Şampiyon takımı futbol belirler

Sokağa çıktığımda tanıyanların ilk sorusu "kim şampiyon olacak" şeklinde. Geçen iki sezonda yaşanan mücadelede, yine aynı durumda G.Saray'ın ipi göğüsleyeceğinden kimsenin şüphesi yoktu. Bu kez dengeyi görüyorlar ve yarış kendi merak havuzunda oynanacak maçları bekliyor. Peki; ne de değişti Öncelikle hakem kararlarına standart geldi. Penaltı olmayan pozisyona penaltı çalıp, "baskı altındaydım" diyen, bir takımın puan kaybetmesine bile izin vermeyen ortam yok artık. Hakemler daha cesaretli maç yönetiyor, sarı kartlarını kullanıyor, kabul edilebilecek hata sınırında maç yönetiyor. VAR hakemlerinin yabancı olmasıyla, aldatma çabaları azaldı veya boşa çıkmaya başladı. Son olarak Mertens olayın kahramanıydı. O günden beri düşüşte ve Okan hoca da tercih etmiyor. Fikstür dezavantajı devreye girdi. Galatasaray'ın "zorlu" rakiplerle deplasmanda oynayacağı maçlar tartışılıyordu. Rize'de son anda kazandılar, Beşiktaş'a kaybettiler. Samsun'da antrenman maçı yaptılar, Trabzon ve Göztepe sınavları var. Yani; kimin şampiyon olacağı kararı bu kez "futbol" ile verilecek.

MOURİNHO BİLMECE ÇÖZDÜRÜYOR
Bu sezon yanıtını aradığımız bir soru var; Mourinho'nun stratejisi nedir, hangi sistemi veya prensipleri istiyor, oyunculardan talebi ne Bilmiyoruz... "Özel biri" futbol ile ilgili tek açıklamayı Trabzonspor maçı öncesinde yaptı ve rakibin kanat akınlarına dikkat çekerek "dörtlü" savunmayı tercih ettiklerini söyledi.
Neden üçlüye döndü, sonra dörtlüye neden devam ediyor 10 gün önce Kostic ile Oğuz Aydın bu takımın en önemli oyuncularıyken, neden iki haftadır kulübedeler. Hiçbirini bilmiyoruz. Kendisi de söylemiyor. Hepimiz bu gelişmeleri, kendi 'çapımıza' göre değerlendirmeye çalışıyoruz. "Bir bildiği var" demek durumunda kalıyoruz. Çünkü bu "saçmalık" serisinde sesimizi yükseltmek istediğimizde, koskoca bir kariyer duvarı önümüze çıkıyor.
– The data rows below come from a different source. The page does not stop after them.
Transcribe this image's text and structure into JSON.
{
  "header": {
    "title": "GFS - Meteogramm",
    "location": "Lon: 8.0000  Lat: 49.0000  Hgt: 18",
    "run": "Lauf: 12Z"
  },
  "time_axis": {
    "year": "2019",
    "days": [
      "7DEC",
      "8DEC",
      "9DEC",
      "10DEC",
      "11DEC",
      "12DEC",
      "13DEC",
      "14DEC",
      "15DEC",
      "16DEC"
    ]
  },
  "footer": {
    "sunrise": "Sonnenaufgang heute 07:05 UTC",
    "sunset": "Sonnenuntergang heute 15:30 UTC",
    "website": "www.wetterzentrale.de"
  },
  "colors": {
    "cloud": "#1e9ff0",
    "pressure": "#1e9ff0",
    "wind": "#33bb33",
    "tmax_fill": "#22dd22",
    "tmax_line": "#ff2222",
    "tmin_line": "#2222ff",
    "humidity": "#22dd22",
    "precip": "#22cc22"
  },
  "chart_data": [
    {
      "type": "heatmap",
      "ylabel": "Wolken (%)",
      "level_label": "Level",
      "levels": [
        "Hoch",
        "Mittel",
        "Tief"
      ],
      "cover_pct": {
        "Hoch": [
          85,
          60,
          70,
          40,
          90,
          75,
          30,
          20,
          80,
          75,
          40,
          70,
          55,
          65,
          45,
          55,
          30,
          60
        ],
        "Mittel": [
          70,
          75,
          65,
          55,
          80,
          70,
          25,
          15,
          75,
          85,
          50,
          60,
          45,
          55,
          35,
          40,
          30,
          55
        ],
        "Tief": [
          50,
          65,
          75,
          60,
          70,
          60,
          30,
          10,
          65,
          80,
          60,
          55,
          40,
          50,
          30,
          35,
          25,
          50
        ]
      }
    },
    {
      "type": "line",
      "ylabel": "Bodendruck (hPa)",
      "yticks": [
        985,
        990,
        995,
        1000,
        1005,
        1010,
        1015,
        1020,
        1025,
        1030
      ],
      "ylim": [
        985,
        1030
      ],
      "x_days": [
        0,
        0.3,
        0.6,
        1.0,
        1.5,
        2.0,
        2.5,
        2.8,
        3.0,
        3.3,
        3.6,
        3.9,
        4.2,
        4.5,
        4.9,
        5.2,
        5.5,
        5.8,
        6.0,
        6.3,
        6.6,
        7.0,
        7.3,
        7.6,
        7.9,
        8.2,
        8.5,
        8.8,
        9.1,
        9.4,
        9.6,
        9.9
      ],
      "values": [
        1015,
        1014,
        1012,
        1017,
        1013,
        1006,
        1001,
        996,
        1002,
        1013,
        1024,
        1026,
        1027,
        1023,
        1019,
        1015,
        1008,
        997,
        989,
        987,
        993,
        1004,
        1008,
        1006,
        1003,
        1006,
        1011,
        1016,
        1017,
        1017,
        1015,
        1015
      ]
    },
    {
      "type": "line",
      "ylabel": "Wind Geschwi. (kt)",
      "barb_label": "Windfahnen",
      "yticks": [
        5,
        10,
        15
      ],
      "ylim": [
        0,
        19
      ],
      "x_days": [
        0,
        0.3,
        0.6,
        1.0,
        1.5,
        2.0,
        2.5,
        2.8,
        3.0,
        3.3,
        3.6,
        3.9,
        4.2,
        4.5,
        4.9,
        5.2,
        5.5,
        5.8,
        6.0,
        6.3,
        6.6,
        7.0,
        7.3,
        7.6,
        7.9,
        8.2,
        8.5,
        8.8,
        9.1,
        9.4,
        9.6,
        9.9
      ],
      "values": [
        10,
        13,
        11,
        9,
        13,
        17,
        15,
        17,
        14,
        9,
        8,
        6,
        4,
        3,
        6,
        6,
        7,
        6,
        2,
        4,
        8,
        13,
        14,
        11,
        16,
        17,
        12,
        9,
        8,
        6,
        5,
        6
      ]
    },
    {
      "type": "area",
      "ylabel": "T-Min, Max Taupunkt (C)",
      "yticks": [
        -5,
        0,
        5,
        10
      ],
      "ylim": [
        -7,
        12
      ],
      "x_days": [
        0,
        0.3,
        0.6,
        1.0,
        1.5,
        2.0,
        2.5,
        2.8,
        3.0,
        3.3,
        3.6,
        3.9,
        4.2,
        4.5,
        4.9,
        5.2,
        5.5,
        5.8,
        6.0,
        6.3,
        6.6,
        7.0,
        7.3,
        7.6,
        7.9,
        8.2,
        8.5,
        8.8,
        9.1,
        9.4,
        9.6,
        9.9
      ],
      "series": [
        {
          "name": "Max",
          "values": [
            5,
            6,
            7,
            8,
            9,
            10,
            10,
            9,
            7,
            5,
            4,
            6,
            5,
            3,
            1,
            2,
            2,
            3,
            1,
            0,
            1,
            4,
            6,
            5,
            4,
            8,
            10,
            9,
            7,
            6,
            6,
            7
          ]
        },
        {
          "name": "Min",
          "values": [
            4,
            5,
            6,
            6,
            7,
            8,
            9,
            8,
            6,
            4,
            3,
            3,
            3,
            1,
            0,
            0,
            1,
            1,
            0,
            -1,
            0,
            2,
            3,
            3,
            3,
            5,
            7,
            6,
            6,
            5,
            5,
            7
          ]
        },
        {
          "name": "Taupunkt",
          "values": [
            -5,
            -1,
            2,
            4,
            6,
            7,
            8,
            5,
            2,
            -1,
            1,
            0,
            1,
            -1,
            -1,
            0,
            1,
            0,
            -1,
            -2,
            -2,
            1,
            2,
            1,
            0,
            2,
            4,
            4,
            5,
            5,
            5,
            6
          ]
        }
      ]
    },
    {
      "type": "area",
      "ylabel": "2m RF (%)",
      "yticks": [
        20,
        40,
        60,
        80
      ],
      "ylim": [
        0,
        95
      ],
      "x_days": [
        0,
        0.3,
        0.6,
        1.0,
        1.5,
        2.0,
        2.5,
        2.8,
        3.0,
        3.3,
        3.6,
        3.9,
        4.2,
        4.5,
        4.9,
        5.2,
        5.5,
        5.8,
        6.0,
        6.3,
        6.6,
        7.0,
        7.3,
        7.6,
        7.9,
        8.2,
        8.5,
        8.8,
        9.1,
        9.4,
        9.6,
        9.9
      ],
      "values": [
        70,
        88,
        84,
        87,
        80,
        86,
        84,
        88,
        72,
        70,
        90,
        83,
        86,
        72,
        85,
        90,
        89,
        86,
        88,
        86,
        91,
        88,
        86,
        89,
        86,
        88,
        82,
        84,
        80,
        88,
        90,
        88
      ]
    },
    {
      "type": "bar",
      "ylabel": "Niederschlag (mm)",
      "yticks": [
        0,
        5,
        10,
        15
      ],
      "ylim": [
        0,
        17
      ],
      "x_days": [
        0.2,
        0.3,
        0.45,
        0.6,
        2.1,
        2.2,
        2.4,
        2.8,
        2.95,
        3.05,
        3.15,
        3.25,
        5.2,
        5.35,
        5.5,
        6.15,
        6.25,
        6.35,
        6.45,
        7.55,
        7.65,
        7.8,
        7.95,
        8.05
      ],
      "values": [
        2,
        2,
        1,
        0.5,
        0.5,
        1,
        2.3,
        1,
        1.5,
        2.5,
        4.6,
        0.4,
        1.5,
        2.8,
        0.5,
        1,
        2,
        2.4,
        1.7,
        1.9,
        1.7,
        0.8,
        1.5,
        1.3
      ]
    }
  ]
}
Fenerbahçe, Mourinho ile kazanıyor ama ülkenin futbol ile ilgili tüm birimleri, kendisinden hiçbir şey öğrenemedi. Herkes bilmece çözmeye çalışıyor. Fal bakmaya devam edelim. Yazdıklarım bilgi değildir, fikirdir. Maximin'in kadrodan uzaklaşması, sorunlarını aşamaması ve takıma dönüş sürecinin uzamasında ne oldu; Mourinho üçlüyü döndü. Portekizli hocanın olmazsa olmazı, rakip kaleye dikine giden kanat oyuncusu. Topu rakibe bıraktığı için takımdaki alternatifler kaleden uzak kalınca, Kostic-Oğuz Aydın formülüne döndü.
Sıkıntılar yaşansa da formül işledi. İki maçta ise ezildi. İstanbul'daki Rangers ve Galatasaray kupa karşılaşmaları... "Savunan" sistemin bu iki maçta delik-deşik olması sonrasında Trabzonspor ve Sivasspor galibiyetleri geldi. İki maçta yedi gol atıldı, iki yendi. Dörtlü sistem çalıştı ve yıldızı Maximin oldu. Mourinho, sistem değil oyuncu performansı üstünden sonuca giden hoca olduğunu gösterdi bize. Talisca-Dzeko ve Tadic'i birlikte oynatmasının tek açıklaması da bu. Yani; altısı koşacak, dördü problem çözecek bir grup... Peki, en çok gol atanın, en beğenilenlerin kulübe maceraları neden Sistem değişse de, bu oyuncuların yeri var. Kısa yoldan bakalım, Mourinho bu üçlüye Galatasaray yenilgisinin faturasını kesti. Neyi yapmadılar, nerde eksikler bilmiyoruz elbette. Ama mantık bulamadığımızda, seçimlerin temelinde duygusallık yatar.